Singh told FE how AI has positively influenced demand and enabled the company’s growth trajectory. “AI has had a very positive impact on tech spend and, by extension, addressable demand. This has been pivotal in driving our pace of growth,” he said.

While standalone AI projects remain modest in scale, Singh highlighted that most AI initiatives are integrated into larger, data-driven programs. Coforge’s contributions in AI include building scalable data pipelines, assessing clients’ data maturity, vectorising data and creating infrastructure for AI model deployment. These efforts align closely with emerging trends like large language models (LLMs) and “LLM in a box” solutions.

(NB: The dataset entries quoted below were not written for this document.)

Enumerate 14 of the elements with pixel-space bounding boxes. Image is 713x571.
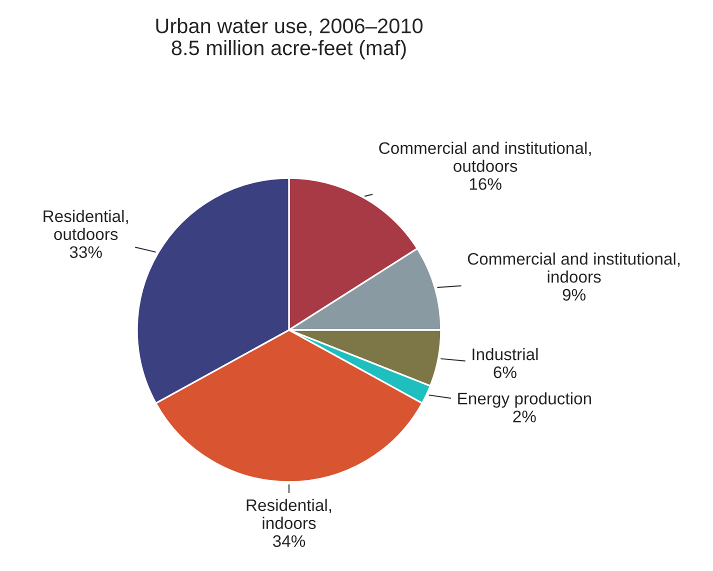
data-label: 33% <box>70 246 102 258</box>
chart-subtitle: 8.5 million acre-feet (maf) <box>172 40 406 60</box>
data-label: 16% <box>470 178 502 190</box>
data-label: 2% <box>513 410 536 422</box>
slice-label: Residential, outdoors <box>44 210 128 240</box>
data-label: 34% <box>272 535 306 547</box>
slice-label: Commercial and institutional, indoors <box>468 252 680 283</box>
chart-title: Urban water use, 2006–2010 <box>156 18 423 36</box>
slice-label: Industrial <box>472 348 538 360</box>
data-label: 9% <box>562 288 586 301</box>
slice-label: Residential, indoors <box>246 498 332 530</box>
slice-label: Energy production <box>458 392 591 408</box>
data-label: 6% <box>494 366 516 378</box>
slice-label: Commercial and institutional, outdoors <box>379 142 591 172</box>
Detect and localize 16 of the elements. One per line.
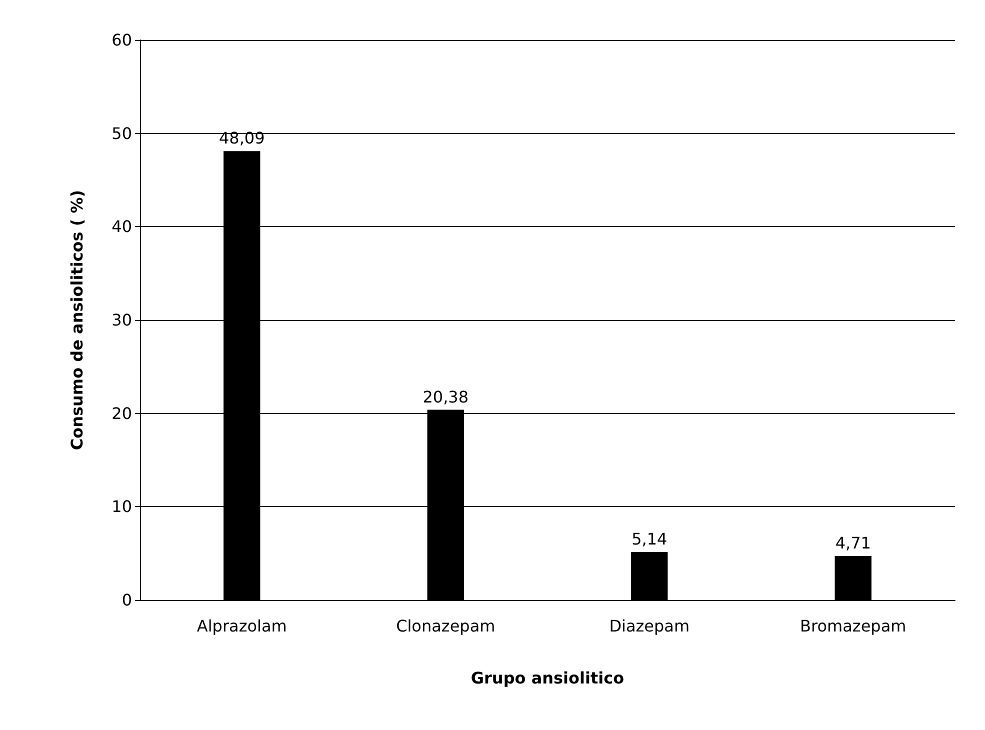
x-tick-label: Alprazolam xyxy=(196,616,287,636)
y-tick-label: 10 xyxy=(112,497,132,516)
data-label: 5,14 xyxy=(632,530,668,549)
y-tick-label: 40 xyxy=(112,217,132,236)
y-tick-label: 20 xyxy=(112,404,132,423)
y-tick-label: 30 xyxy=(112,310,132,330)
data-label: 4,71 xyxy=(835,534,871,553)
x-tick-label: Clonazepam xyxy=(396,616,496,636)
y-tick-label: 60 xyxy=(112,30,132,50)
x-tick-label: Bromazepam xyxy=(800,616,906,636)
x-tick-label: Diazepam xyxy=(609,616,690,636)
y-tick-label: 0 xyxy=(122,590,132,610)
data-label: 20,38 xyxy=(422,387,469,406)
y-tick-label: 50 xyxy=(112,124,132,143)
x-axis-title: Grupo ansiolitico xyxy=(470,668,624,688)
y-axis-title: Consumo de ansioliticos ( %) xyxy=(68,190,86,450)
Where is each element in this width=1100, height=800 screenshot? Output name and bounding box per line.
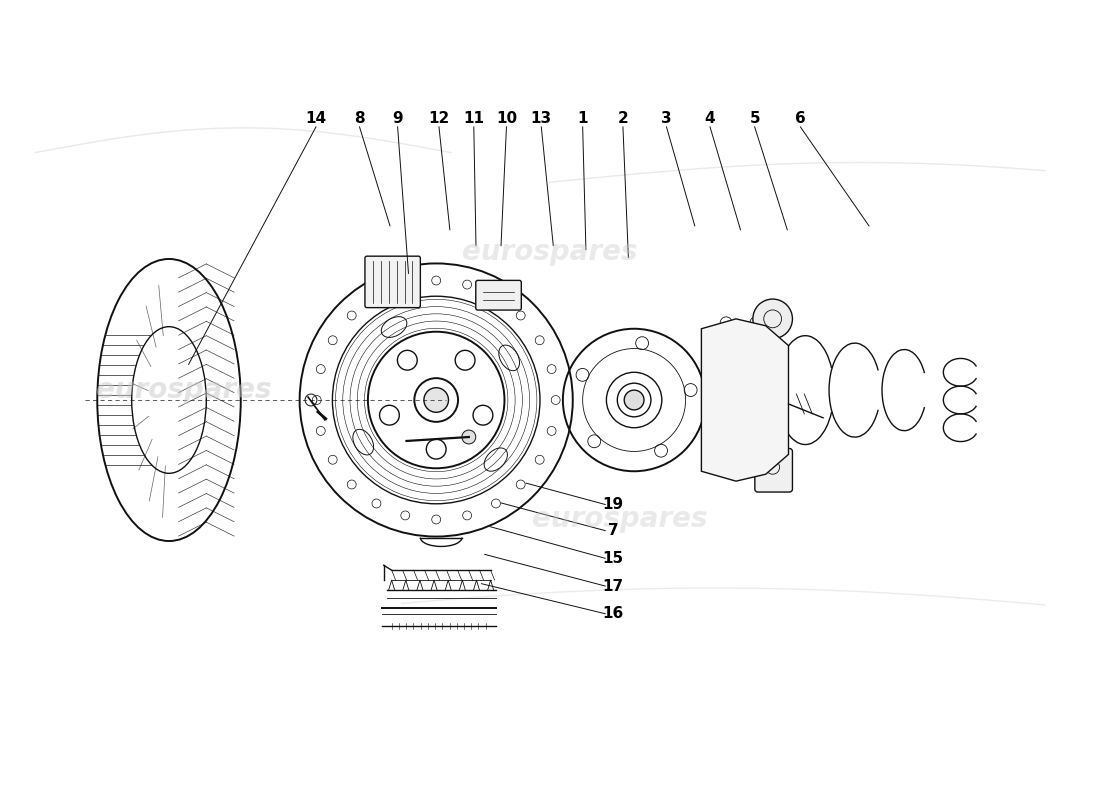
Text: 7: 7 — [608, 523, 618, 538]
Text: eurospares: eurospares — [96, 376, 272, 404]
Text: 12: 12 — [428, 111, 450, 126]
Text: 19: 19 — [603, 497, 624, 512]
Text: 17: 17 — [603, 578, 624, 594]
Text: 2: 2 — [617, 111, 628, 126]
Circle shape — [752, 299, 792, 338]
Text: 1: 1 — [578, 111, 587, 126]
Text: eurospares: eurospares — [531, 505, 707, 533]
Text: eurospares: eurospares — [462, 238, 638, 266]
Text: 8: 8 — [354, 111, 365, 126]
Text: 5: 5 — [749, 111, 760, 126]
Text: 14: 14 — [306, 111, 327, 126]
Text: 16: 16 — [603, 606, 624, 622]
Text: 4: 4 — [705, 111, 715, 126]
Text: 13: 13 — [530, 111, 552, 126]
Text: 10: 10 — [496, 111, 517, 126]
FancyBboxPatch shape — [365, 256, 420, 308]
Circle shape — [462, 430, 476, 444]
Text: 3: 3 — [661, 111, 672, 126]
Text: 6: 6 — [795, 111, 805, 126]
FancyBboxPatch shape — [755, 449, 792, 492]
Circle shape — [424, 388, 449, 412]
Polygon shape — [702, 319, 789, 481]
Text: 11: 11 — [463, 111, 484, 126]
Text: 15: 15 — [603, 551, 624, 566]
Text: 9: 9 — [393, 111, 403, 126]
Circle shape — [624, 390, 644, 410]
FancyBboxPatch shape — [476, 280, 521, 310]
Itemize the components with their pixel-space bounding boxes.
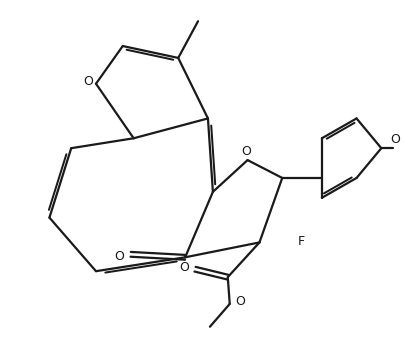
- Text: O: O: [114, 250, 124, 263]
- Text: O: O: [179, 261, 189, 274]
- Text: O: O: [242, 145, 251, 158]
- Text: O: O: [390, 133, 400, 146]
- Text: F: F: [298, 235, 305, 248]
- Text: O: O: [235, 295, 245, 308]
- Text: O: O: [83, 75, 93, 88]
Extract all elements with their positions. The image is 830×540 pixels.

Coforge’s proprietary AI platform — Quasar — plays a central role in these developments. Quasar, an agentic AI tech-neutral platform, comprises 32 submodules that support various use cases, nearly all of which leverage agentic AI technology.

Global capability centres (GCCs) remain a cornerstone of Coforge’s strategy. Singh said that GCCs contribute approximately 10% of the company’s revenue.

“We engage with GCCs through diverse models like build-operate-transfer, joint ventures and augmentative support. For example, we recently helped a client establish an 800-person centre in Hyderabad and ramped up another AI-driven GCC to 400 people in three months for a Fortune 10 client,” he said.

Singh described calendar year 2025 as a “strong growth year,” with Coforge reporting a year-to-date growth of over 27% and a year-on-year growth exceeding 40%. Specific verticals such as BFSI and travel have been key to this success.

For the December quarter, Coforge reported a consolidated net profit growth of 3% sequentially to Rs 206.4 crore, while revenues from operations rose over 8% to Rs 3,318.2 crore. Order intake remained strong, exceeding $500 million for the second consecutive quarter.

“The velocity and median size of deals are increasing, signaling sustained momentum,” Singh said.